Twenty-seven states allow voters to circumvent state legislatures and initiate ballot measures that can result in often controversial legislation or constitutional amendments. Circulating petitions has become a cottage industry involving paid circulators and massive expenditures of money to persuade voters. States have reacted by enacting regulations similar to Colorado’s, ostensibly to prevent fraud and the influence of “outsiders.”

“The response of legislators is to refine the process in the name of reducing fraud, but the result is disenfranchising voters,” said Bill Orr of the American Constitutional Law Foundation, which sued Colorado.

In the high court ruling issued today, Chief Justice William Rehnquist was the main dissenter, arguing that “a state should be able to limit the ability to circulate initiative petitions to those people who can ultimately vote on those initiatives at the polls.”

The vote to strike down the badge-wearing rule was 8-1, while the vote against the other two requirements was 6-3.

Justices Sandra Day O’Connor and Stephen Breyer joined Rehnquist in voting to uphold the reporting requirement and the provision requiring circulators to be registered voters, saying they were constitutional and “reasonable [regulations] of Colorado’s electoral process.”

But Ginsburg argued that the provisions “are not necessary to serve the state’s legitimate interests in providing for administrative efficiency, fraud detection, and a well-informed electorate.”

Joining Ginsburg in voting against each of the requirements were Justices John Paul Stevens, Antonin Scalia, Anthony M. Kennedy, David H. Souter and Clarence Thomas.

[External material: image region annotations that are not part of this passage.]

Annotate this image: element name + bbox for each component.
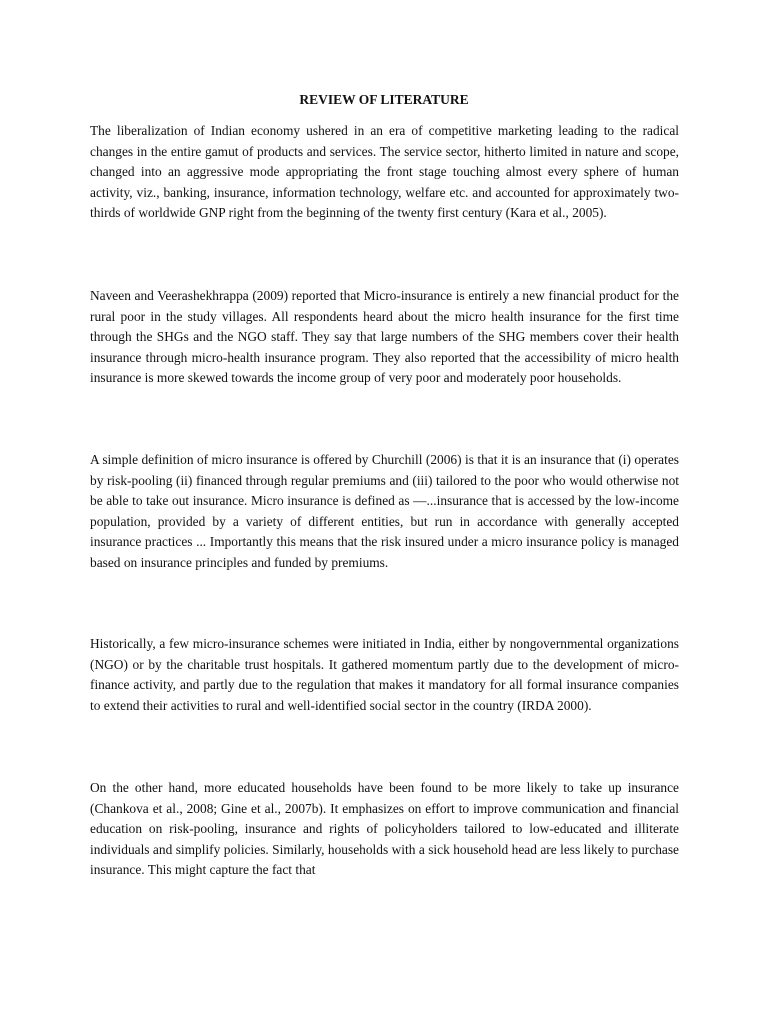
paragraph-historically: Historically, a few micro-insurance schemes were initiated in India, either by nongovernmental organizations (NGO) or by the charitable trust hospitals. It gathered momentum partly due to the development of micro-finance activity, and partly due to the regulation that makes it mandatory for all formal insurance companies to extend their activities to rural and well-identified social sector in the country (IRDA 2000). [90,636,679,713]
paragraph-naveen-veerashekhrappa: Naveen and Veerashekhrappa (2009) reported that Micro-insurance is entirely a new financial product for the rural poor in the study villages. All respondents heard about the micro health insurance for the first time through the SHGs and the NGO staff. They say that large numbers of the SHG members cover their health insurance through micro-health insurance program. They also reported that the accessibility of micro health insurance is more skewed towards the income group of very poor and moderately poor households. [90,288,679,386]
paragraph-liberalization: The liberalization of Indian economy ushered in an era of competitive marketing leading to the radical changes in the entire gamut of products and services. The service sector, hitherto limited in nature and scope, changed into an aggressive mode appropriating the front stage touching almost every sphere of human activity, viz., banking, insurance, information technology, welfare etc. and accounted for approximately two-thirds of worldwide GNP right from the beginning of the twenty first century (Kara et al., 2005). [90,123,679,221]
paragraph-churchill-definition: A simple definition of micro insurance is offered by Churchill (2006) is that it is an insurance that (i) operates by risk-pooling (ii) financed through regular premiums and (iii) tailored to the poor who would otherwise not be able to take out insurance. Micro insurance is defined as —...insurance that is accessed by the low-income population, provided by a variety of different entities, but run in accordance with generally accepted insurance practices ... Importantly this means that the risk insured under a micro insurance policy is managed based on insurance principles and funded by premiums. [90,452,679,570]
paragraph-educated-households: On the other hand, more educated households have been found to be more likely to take up insurance (Chankova et al., 2008; Gine et al., 2007b). It emphasizes on effort to improve communication and financial education on risk-pooling, insurance and rights of policyholders tailored to low-educated and illiterate individuals and simplify policies. Similarly, households with a sick household head are less likely to purchase insurance. This might capture the fact that [90,780,679,878]
page-title: REVIEW OF LITERATURE [299,92,469,107]
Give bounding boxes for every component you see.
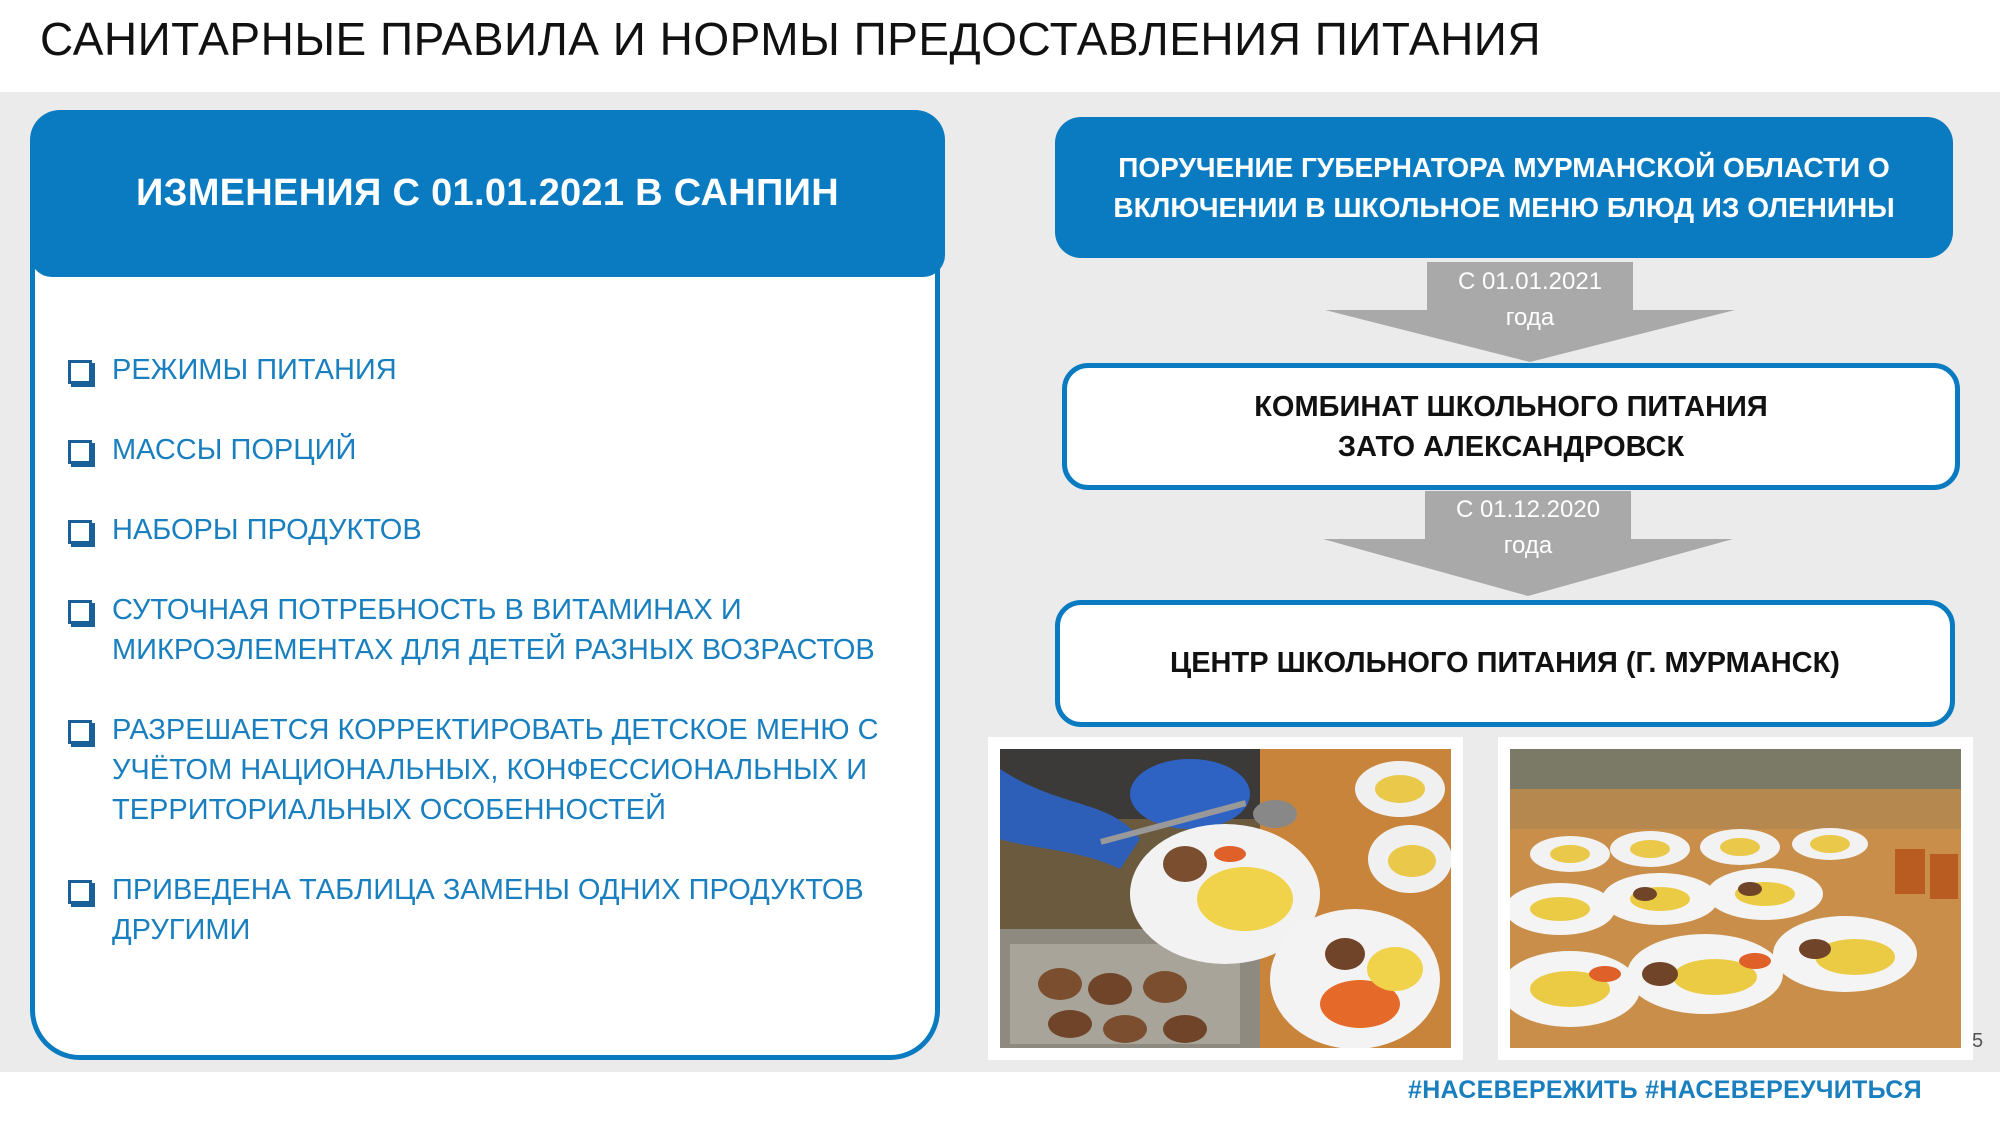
list-item-text: НАБОРЫ ПРОДУКТОВ [112,514,422,546]
checkbox-bullet-icon [68,880,92,904]
page-number: 5 [1972,1030,1984,1052]
checkbox-bullet-icon [68,360,92,384]
list-item [68,870,908,950]
list-item-text: РЕЖИМЫ ПИТАНИЯ [112,354,397,386]
checkbox-bullet-icon [68,520,92,544]
list-item-text: РАЗРЕШАЕТСЯ КОРРЕКТИРОВАТЬ ДЕТСКОЕ МЕНЮ С УЧЁТОМ НАЦИОНАЛЬНЫХ, КОНФЕССИОНАЛЬНЫХ И ТЕРРИТОРИАЛЬНЫХ ОСОБЕННОСТЕЙ [112,714,879,826]
kshp-aleksandrovsk-box: КОМБИНАТ ШКОЛЬНОГО ПИТАНИЯ ЗАТО АЛЕКСАНДРОВСК [1062,363,1960,490]
list-item-text: СУТОЧНАЯ ПОТРЕБНОСТЬ В ВИТАМИНАХ И МИКРОЭЛЕМЕНТАХ ДЛЯ ДЕТЕЙ РАЗНЫХ ВОЗРАСТОВ [112,594,875,666]
dining-hall-photo [1498,737,1973,1060]
governor-order-box: ПОРУЧЕНИЕ ГУБЕРНАТОРА МУРМАНСКОЙ ОБЛАСТИ О ВКЛЮЧЕНИИ В ШКОЛЬНОЕ МЕНЮ БЛЮД ИЗ ОЛЕНИНЫ [1055,117,1953,258]
food-serving-image [1000,749,1451,1048]
list-item-text: МАССЫ ПОРЦИЙ [112,434,357,466]
sanpin-changes-header: ИЗМЕНЕНИЯ С 01.01.2021 В САНПИН [30,110,945,277]
csp-murmansk-box: ЦЕНТР ШКОЛЬНОГО ПИТАНИЯ (Г. МУРМАНСК) [1055,600,1955,727]
arrow-label-2020: С 01.12.2020 года [1455,496,1601,559]
list-item [68,510,908,550]
list-item [68,590,908,670]
arrow-label-2021: С 01.01.2021 года [1457,268,1603,331]
list-item [68,350,908,390]
hashtags: #НАСЕВЕРЕЖИТЬ #НАСЕВЕРЕУЧИТЬСЯ [1408,1076,1922,1104]
list-item-text: ПРИВЕДЕНА ТАБЛИЦА ЗАМЕНЫ ОДНИХ ПРОДУКТОВ ДРУГИМИ [112,874,864,946]
checkbox-bullet-icon [68,600,92,624]
list-item [68,710,908,830]
checkbox-bullet-icon [68,720,92,744]
dining-hall-image [1510,749,1961,1048]
slide-title: САНИТАРНЫЕ ПРАВИЛА И НОРМЫ ПРЕДОСТАВЛЕНИЯ ПИТАНИЯ [40,13,1542,65]
sanpin-changes-list [68,350,908,990]
food-serving-photo [988,737,1463,1060]
list-item [68,430,908,470]
checkbox-bullet-icon [68,440,92,464]
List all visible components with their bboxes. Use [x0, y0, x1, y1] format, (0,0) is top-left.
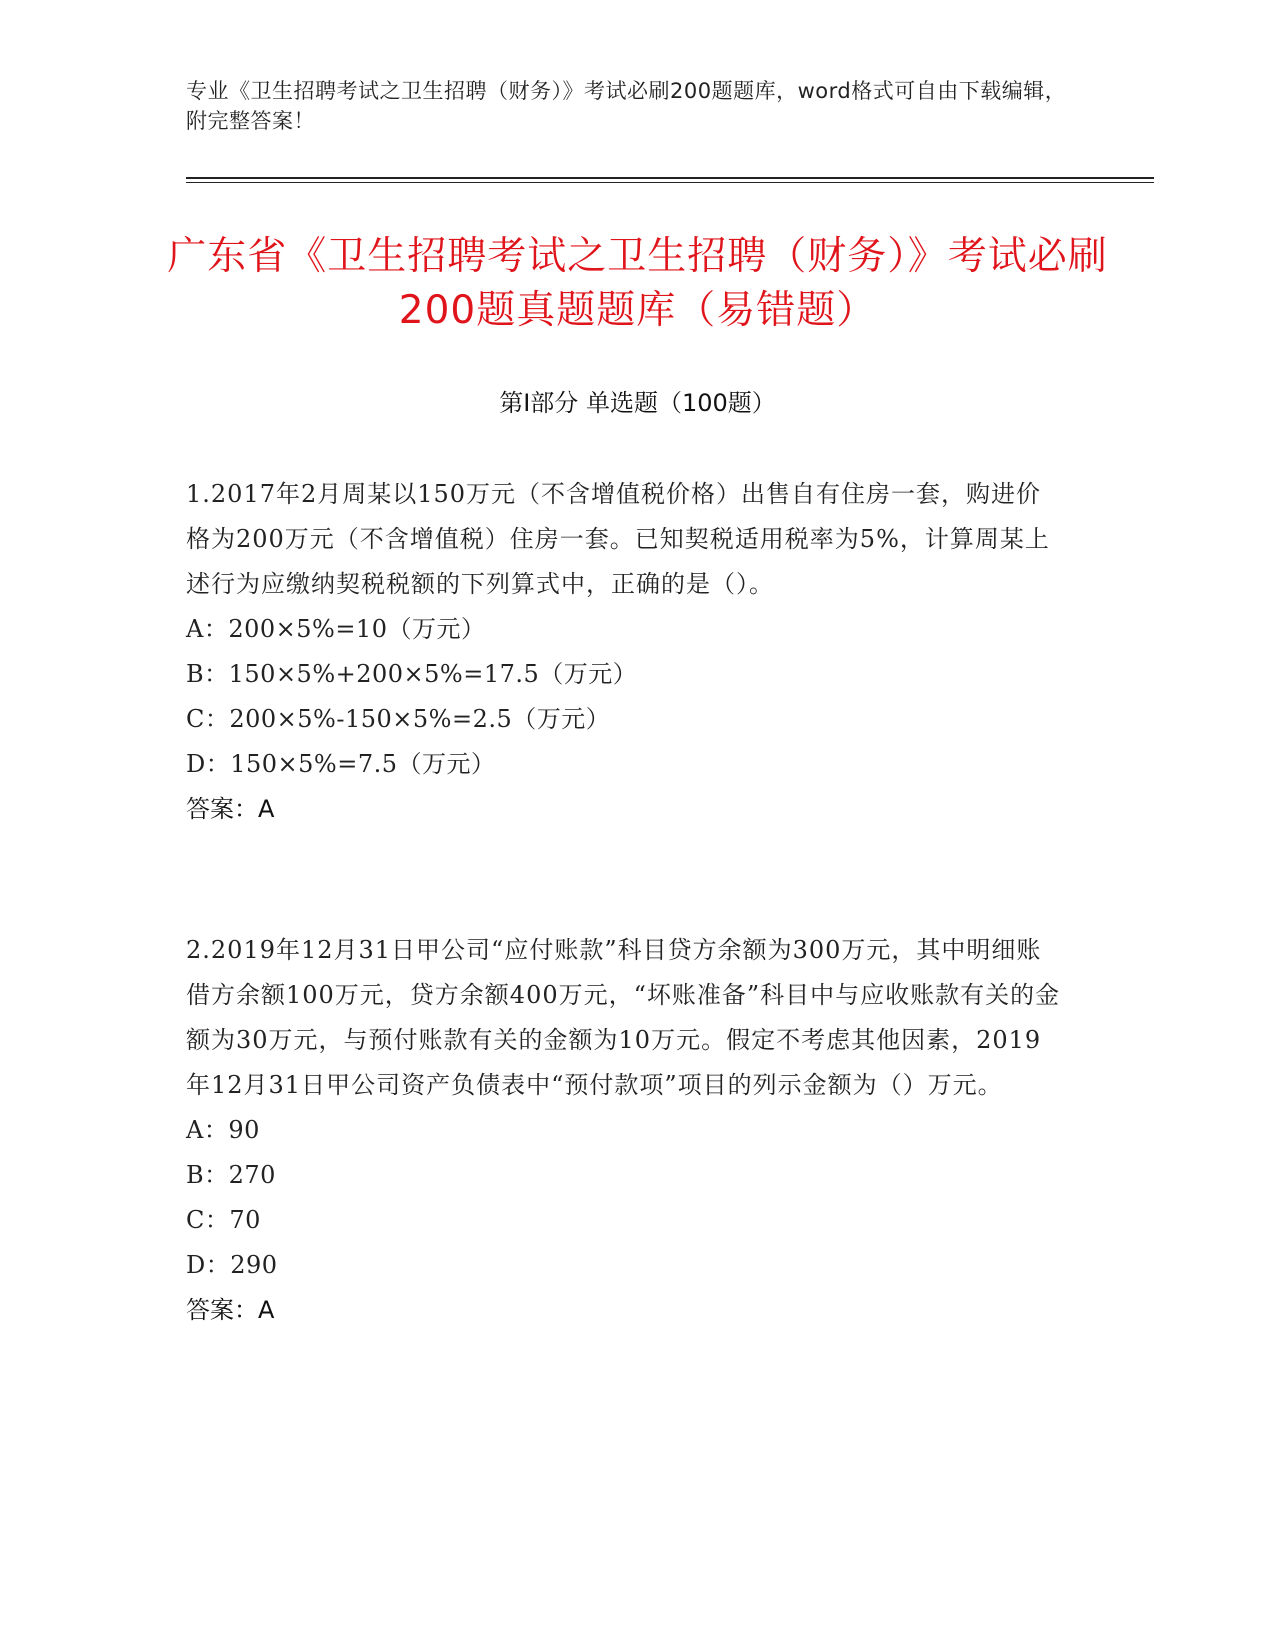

All three requirements had been invalidated by the 10th U.S. Circuit Court of Appeals after they were challenged by a group of state residents and the American Constitutional Law Foundation.

Colorado’s attempt to reverse the appeals court ruling got a frosty reception when the case was argued before the justices in October.

In Colorado, supporters must collect signatures amounting to at least 5% of the total votes cast in the most recent race for secretary of state to get a measure on the ballot.

After a record 10 initiatives were placed on the state’s ballot in 1992, the Legislature passed a law that imposed various requirements — including the three at issue in today’s decision.

Colorado earlier had reacted to ballot initiatives begun by commercial interests, such as backers of legalized gambling, by banning paid petition circulators. The nation’s highest court struck down that ban in the 1988 decision Meyer v. Grant, ruling that it interfered too much with “core political speech.”

— The Associated Press contributed to this report.